Sunday I was in charge of the coffee fellowship at church. In nice weather we do this in the garden, outside the sanctuary doors. We set up a table and bring coffee, punch, and delectable tidbits for people to enjoy as they visit with one another after church. I really like the custom, and since I serve on the Deacon Board, I get requests to provide the service every few months. Sunday was the third time Terry and I have done this. I made caramel bars and also served salami/cheese/tomato bites. There was even some pie left over from the funeral reception so we had that, too. Every bit of the food was eaten. I especially liked that.

The next day was a Ladies Who Lunch outing. In July there were 8 of us, but on Monday only 5 of us were able to make it.
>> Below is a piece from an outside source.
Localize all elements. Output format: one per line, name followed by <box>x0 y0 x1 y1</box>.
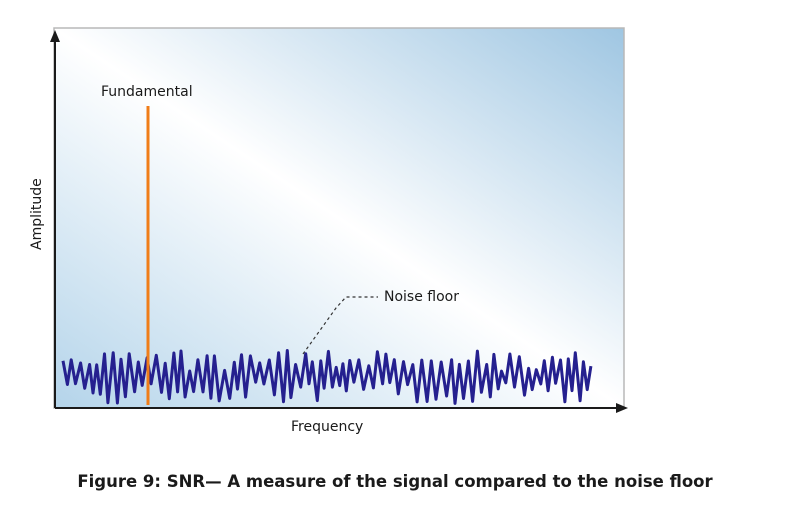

We dined at an old establishment (over 100 years in downtown Fresno) that has moved to a new building. The old location is being torn down for high speed rail, and since the restaurant and bar are of such historical significance, the city offered the owner a special location–in the convention center parking lot–to build a new restaurant. It is a beautiful building and even contains the bar from the old location. The food is a bit more expensive but still as tasty as ever. My New York pastrami sandwich was so large that I brought half of it home for Terry to have for dinner. A friend and I are going back in a couple of weeks in honor of my birth month.

On Tuesday I picked up donuts at one of best purveyors of such decadence. The business is owned by the family of my former students. An immigrant family that has assimilated and become highly successful. The oldest daughter was the secretary for the Class of 2000 for which I was the advisor. She was such a hard worker. I always check up on her when I pick up donuts and yesterday was no different. She has a 5-month old daughter now, the first grandchild for the family. Of course I had to look at photos and videos of this darling child. The grandmother is over the moon.

I delivered the donuts to the office staff at Columbia and picked up a school calendar while chatting with a few of the staff about their summer. The teachers and principal, though, were all off-site for training. School starts here next Monday and back-to-school night will be on Thursday. I will show up, smile and mingle, but my real work won’t begin until after Labor Day. By then the teachers will have a routine set up for the children and they will know the rules and expectations. I can fit smoothly into their schedule.

I am grateful that I don’t have to return to a full time job at school with demanding responsibilities. I enjoy setting my own pace.  I love being able to go to lunch with friends. I’m thankful to be available to help with church activities. And into all that I can fit the two days a week for school chaplain duties.